A History of Wild Places(99)



I smile at Theo, the familiar touch of his hand calming the roiling in my stomach.

But when I swing my gaze back to my parents, my mom’s expression has gone slack, the pink color washed from her cheeks. My dad’s posture has hardened in his chair.

I swallow again and this time find my voice. “This is my husband, Theo. You know him as Travis. We’ve been married for two years.” My voice catches, threatens to sink into my stomach, but then re-forms. “Although it feels like much longer—for both of us.”

The hiss of the TVs works its way into my ears. A phone rings from behind the lobby desk and a woman answers, speaking low enough that I can’t hear.

At last, my mother asks, “What happened to you out there?” Her bottom lip hangs open, hands clasped together so tightly that her knuckles turn as white as her slacks.

“I became someone else.”



* * *




My parents are staying in a room on the third floor of the hotel. An elevator ride above us. They ask us to join them for dinner at an Italian place up the road, Martoni’s Eatery, but I tell them we’d prefer to stay in, that the noise of a restaurant would be too much. But in truth, seeing them again, making conversation, pretending that we can resume life as it once was, is more than I can deal with right now.

My head hasn’t stopped swirling since we saw them in the lobby, my mother’s deft stare, concern and agitation puckering at the corners of her mouth. She was shaken by the sight of Theo’s hand in mine; the woman I’ve become, the secrets I carry. But she carries them too—I can feel the strain of them in her eyes.

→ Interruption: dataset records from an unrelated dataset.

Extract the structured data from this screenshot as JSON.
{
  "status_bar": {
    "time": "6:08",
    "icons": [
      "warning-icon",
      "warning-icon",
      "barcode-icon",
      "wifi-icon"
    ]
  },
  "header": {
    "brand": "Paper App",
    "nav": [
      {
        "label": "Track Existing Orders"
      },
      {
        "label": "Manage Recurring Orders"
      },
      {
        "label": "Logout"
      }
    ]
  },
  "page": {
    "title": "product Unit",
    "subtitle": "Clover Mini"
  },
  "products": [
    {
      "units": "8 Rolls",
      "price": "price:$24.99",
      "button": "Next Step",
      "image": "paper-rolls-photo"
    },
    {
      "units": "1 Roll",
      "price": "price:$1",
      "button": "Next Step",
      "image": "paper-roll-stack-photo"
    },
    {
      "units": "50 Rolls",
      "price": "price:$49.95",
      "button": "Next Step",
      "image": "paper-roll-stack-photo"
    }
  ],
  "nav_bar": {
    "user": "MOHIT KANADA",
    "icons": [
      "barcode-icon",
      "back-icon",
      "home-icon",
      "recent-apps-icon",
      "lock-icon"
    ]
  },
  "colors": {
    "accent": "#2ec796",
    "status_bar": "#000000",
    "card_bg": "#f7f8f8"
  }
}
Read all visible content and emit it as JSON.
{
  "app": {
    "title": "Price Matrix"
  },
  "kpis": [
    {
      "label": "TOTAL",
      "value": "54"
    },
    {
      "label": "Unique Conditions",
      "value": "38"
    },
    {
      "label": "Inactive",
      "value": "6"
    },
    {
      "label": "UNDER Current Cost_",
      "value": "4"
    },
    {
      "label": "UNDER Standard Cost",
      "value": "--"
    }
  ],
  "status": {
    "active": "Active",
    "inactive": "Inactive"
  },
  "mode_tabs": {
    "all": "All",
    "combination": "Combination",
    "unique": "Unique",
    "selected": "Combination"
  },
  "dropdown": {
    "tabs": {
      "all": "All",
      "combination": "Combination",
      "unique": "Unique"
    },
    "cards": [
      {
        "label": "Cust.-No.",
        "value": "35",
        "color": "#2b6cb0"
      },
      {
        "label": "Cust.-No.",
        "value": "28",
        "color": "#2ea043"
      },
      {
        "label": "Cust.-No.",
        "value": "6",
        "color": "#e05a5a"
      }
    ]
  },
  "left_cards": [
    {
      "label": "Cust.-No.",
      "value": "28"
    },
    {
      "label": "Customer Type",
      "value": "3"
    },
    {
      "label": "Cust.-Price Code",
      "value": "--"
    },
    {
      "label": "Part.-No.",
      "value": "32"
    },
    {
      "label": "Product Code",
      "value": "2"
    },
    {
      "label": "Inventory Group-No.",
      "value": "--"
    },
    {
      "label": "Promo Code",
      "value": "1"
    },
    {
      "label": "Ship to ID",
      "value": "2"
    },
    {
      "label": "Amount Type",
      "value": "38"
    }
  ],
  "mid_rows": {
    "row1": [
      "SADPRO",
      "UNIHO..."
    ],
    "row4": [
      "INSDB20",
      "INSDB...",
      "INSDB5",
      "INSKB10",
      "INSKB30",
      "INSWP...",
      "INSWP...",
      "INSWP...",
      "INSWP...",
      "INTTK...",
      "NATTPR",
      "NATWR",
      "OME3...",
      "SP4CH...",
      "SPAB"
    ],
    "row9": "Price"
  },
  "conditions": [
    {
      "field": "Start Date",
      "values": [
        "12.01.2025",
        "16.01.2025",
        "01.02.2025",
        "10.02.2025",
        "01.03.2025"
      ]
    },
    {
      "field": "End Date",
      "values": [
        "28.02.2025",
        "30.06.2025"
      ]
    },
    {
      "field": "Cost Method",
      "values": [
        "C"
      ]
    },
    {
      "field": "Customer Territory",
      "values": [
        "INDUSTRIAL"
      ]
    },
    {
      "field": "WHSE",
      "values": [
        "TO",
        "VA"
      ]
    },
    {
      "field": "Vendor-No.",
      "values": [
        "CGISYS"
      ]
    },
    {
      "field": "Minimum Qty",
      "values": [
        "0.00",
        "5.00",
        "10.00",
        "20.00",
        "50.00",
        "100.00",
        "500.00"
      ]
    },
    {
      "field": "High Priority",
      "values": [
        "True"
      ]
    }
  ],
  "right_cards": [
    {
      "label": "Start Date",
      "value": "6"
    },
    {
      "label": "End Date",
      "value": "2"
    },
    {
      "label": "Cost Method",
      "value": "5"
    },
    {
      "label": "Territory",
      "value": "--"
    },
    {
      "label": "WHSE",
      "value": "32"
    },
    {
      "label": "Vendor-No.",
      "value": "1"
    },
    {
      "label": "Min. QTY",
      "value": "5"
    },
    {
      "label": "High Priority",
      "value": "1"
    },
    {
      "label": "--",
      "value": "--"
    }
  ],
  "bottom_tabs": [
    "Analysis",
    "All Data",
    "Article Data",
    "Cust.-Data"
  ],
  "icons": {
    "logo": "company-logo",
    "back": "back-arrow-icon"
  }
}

Theo and I are back in our room, and I sit at the edge of the bed, my shirt drawn up, while Theo peels away the gauze and white cloth from my wound, revealing stitches and a surgically clean incision. It’s a small opening, the place where the bullet tore through the layer of flesh and wedged itself against my lower ribs. If Parker had been any closer to me, if his gun wasn’t so old, so rarely fired, perhaps the bullet might have traveled deeper into my torso. Hit organs that could have killed me. I got lucky, I guess.

Theo dabs the incision with peroxide then secures a clean bandage with tape.

“It’s healing good,” he says.

I touch his hand and he lifts his eyes. “I’m scared,” I tell him.

“I know. Me too.”

A knock thumps softly against the hotel room door. Theo stands and I lower my shirt, breathing deeply to test the restriction of the gauze. He opens the door and my mother is standing in the hall, shoulders rounded, hands clasped, looking out of place in this hotel. Looking like she’s a long way from home.

“Maggie,” she says, still standing in the hall. “Can I speak with you?”

She doesn’t know my new name, my Pastoral name, and hearing her say Maggie grates against my eardrums. A past creeping its way back in.

“I’ll leave you alone,” Theo says, and before I can object, he strides past my mother and down the hall. I imagine him sitting in the lobby alone, or maybe he’ll retreat to his truck, waiting until it’s safe to return to our little room. All we have left.

Mom steps through the doorway, letting the door close shut behind her. “It’s good to see you,” she says, and already I see the pain—some foreign regret—gathering in her eyes. “It’s been so long.”

“I know.”

She crosses the room but doesn’t try to draw me into another hug. Perhaps she senses that I don’t want to be touched right now, that I’m struggling to make sense of my surroundings, of her, of everything.

“I could use a cigarette,” she mutters, crossing her arms and smirking to herself. I’ve never known my mother to smoke, but maybe she started after I went missing. A nervous addiction. I wouldn’t blame her.

She lowers her arms again, fidgeting, before meeting my gaze. “I don’t know what happened between you and Travis out there. Or how it is that you’re married, but—” Her voice sputters away, maybe she’s decided not to say whatever she was thinking. She starts again. “The police told us that you’re having a hard time remembering things about your life before you left.”

I push myself up from the bed, a slow effort, and thankfully she doesn’t try to help me, just watches as I walk to the window overlooking the parking lot. A pool sits far below, glittering an unnatural shade of blue under the early evening sun. “The memories are coming back, slowly.”

“Do you remember the stories I used to tell you, about the place where I used to live?”

I swivel around to face her, leaning my hip against the window frame. Steadying myself.

“It was a place called Pastoral,” she says.

My throat dries up.

“I know that’s where you were,” she continues. “I know you went back to where you were born.”

I touch the edge of the window to keep my knees from buckling beneath me. “I was born in Pastoral?”

Her eyebrows crush together. “I never wanted to tell you the truth. But you were so mad at me that day; you needed to understand—”

“What day?” I press, cutting her off.

“At the ferry.” She frowns, as if just now realizing how little I remember. And maybe she’s trying to decide if she can backstep her way out of this, avoid telling me anything. But it’s too late now.